The bullyboy tactics to impose austerity haven't worked. Australians haven't bought it, and they are skeptical of the government's selling of austerity and the need for a shift to a deregulated market. They see unfairness.
David Rowe
There is a medium term (a decade) for a consolidation of the budget, given the end of the mining boom and and the ageing population. There is a need for debate over how that consolidation will happen given the lower income growth than in the past decade.
Should the consolidation involve a shift towards small government, greater scope for the deregulated market and rolling back the welfare state? Or should it retain the targeted welfare state and end corporate welfare?
The Coalition's proposed deregulated university reforms mean that universities no longer function to ameliorate social status and inequality, but are part of a renewed capitalism; the private benefits of higher education to its graduate beneficiaries are today used to justify the removal of public funding and the charging of exorbitant fees. Capitalism’s logic is to widen inequality and, with the re-establishment of inequalities in wealth alongside inequalities in income.

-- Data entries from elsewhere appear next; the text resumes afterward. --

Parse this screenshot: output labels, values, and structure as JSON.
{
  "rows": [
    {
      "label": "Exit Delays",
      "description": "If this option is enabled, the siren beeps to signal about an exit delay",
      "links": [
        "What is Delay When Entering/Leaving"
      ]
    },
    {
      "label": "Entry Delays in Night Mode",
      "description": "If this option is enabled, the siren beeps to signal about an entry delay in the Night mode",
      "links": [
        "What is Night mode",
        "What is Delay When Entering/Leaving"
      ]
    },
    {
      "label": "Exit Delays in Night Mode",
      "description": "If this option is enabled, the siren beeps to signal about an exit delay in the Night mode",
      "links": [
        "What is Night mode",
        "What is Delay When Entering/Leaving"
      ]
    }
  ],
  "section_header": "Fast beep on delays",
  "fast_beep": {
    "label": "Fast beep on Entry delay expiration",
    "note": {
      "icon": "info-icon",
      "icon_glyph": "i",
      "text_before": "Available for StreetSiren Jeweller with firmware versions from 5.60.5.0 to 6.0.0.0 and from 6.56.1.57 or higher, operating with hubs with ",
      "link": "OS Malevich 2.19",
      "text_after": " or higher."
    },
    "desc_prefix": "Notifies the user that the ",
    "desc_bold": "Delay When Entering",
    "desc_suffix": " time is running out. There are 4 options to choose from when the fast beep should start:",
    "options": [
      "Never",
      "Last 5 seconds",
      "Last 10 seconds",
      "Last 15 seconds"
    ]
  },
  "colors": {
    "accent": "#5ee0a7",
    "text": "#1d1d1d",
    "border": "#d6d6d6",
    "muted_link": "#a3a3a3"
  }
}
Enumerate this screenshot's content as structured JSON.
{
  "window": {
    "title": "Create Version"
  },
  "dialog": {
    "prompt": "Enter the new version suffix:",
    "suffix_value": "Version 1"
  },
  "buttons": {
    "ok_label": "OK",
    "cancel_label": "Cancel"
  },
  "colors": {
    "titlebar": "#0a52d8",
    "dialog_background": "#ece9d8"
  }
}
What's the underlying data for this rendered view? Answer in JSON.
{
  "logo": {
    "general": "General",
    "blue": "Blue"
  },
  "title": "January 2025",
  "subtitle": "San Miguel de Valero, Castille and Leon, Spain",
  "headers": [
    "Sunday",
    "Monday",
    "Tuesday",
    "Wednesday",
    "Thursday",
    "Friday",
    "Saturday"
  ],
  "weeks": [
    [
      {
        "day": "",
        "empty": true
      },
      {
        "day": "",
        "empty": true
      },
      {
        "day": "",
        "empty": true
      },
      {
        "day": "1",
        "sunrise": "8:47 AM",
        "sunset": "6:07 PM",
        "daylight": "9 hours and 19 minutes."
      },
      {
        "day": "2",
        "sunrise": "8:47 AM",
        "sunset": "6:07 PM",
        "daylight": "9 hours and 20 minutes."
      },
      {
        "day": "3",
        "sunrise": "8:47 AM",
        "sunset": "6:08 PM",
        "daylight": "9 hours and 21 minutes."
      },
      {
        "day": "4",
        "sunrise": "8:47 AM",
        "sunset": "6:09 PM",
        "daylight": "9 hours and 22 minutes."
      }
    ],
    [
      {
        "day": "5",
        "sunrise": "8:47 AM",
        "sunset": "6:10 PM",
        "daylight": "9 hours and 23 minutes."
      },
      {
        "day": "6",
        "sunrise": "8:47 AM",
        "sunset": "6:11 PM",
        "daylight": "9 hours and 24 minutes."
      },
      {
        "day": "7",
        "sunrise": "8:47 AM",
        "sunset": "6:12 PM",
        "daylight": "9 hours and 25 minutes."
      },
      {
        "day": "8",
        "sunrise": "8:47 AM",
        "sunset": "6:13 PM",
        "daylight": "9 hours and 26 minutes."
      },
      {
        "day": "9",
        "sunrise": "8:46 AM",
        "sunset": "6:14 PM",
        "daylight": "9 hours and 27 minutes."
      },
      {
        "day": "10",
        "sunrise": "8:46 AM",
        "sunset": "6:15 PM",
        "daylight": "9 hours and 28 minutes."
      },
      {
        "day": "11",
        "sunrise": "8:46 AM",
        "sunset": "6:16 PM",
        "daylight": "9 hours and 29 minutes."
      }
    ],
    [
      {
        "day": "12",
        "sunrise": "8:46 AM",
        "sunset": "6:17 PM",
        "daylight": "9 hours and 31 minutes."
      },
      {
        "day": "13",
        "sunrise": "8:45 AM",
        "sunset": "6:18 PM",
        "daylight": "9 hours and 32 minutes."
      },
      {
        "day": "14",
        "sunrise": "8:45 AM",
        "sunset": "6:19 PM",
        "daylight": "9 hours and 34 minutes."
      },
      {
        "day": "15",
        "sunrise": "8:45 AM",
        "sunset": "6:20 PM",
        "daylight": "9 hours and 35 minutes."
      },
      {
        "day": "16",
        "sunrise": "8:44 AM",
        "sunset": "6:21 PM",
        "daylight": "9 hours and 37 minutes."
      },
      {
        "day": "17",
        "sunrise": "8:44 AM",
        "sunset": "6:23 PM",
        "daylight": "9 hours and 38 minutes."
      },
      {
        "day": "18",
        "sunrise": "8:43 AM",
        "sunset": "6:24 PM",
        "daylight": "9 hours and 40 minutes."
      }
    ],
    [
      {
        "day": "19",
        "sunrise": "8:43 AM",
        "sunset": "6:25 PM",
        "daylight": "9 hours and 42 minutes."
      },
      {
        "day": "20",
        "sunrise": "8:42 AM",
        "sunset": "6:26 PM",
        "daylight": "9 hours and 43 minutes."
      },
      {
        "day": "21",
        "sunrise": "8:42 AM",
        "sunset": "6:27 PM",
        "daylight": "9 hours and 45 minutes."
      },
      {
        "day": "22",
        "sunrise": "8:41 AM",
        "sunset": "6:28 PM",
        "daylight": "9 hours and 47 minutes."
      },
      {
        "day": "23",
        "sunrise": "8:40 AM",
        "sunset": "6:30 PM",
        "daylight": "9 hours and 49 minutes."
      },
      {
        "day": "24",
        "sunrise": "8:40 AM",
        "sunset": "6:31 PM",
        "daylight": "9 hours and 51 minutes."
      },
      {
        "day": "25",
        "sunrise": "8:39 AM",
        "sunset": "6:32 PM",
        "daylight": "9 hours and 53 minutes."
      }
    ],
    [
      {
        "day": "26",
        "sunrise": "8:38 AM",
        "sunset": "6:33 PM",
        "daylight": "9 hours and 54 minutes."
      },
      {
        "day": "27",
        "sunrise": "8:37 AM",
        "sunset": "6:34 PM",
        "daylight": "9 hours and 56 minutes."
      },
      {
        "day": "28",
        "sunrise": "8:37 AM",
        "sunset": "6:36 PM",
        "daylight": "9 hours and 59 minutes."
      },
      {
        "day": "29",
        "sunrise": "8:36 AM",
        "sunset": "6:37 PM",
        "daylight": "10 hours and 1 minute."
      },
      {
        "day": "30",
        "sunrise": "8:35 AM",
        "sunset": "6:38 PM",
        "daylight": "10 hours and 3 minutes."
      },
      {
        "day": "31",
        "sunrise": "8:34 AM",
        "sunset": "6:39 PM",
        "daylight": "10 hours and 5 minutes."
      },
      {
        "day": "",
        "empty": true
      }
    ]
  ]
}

The neo-liberal mode of governance---neo-liberalism is a political project at least as much as it is an economic theory ---means the privatisation of public services. It is ideologically associated with a classically minimal liberal state, with the efficiency of ‘free markets’ as against the ponderous and wasteful outcome of state planned economies and nationalised industries that characterised Keynesian welfare states. In practice neo-liberalism is linked with increasingly authoritarian uses of state power and with re-regulation of the economy to protect financial and mining capital rather than the de-regulation championed by advocates of neo-liberalism.
Increasingly, education is perceived as an object of private capital investment, both through outsourcing of functions to for-profit companies and the direct entry of for-profit providers. Universities are now knowledge corporations, competing in a global market for higher education.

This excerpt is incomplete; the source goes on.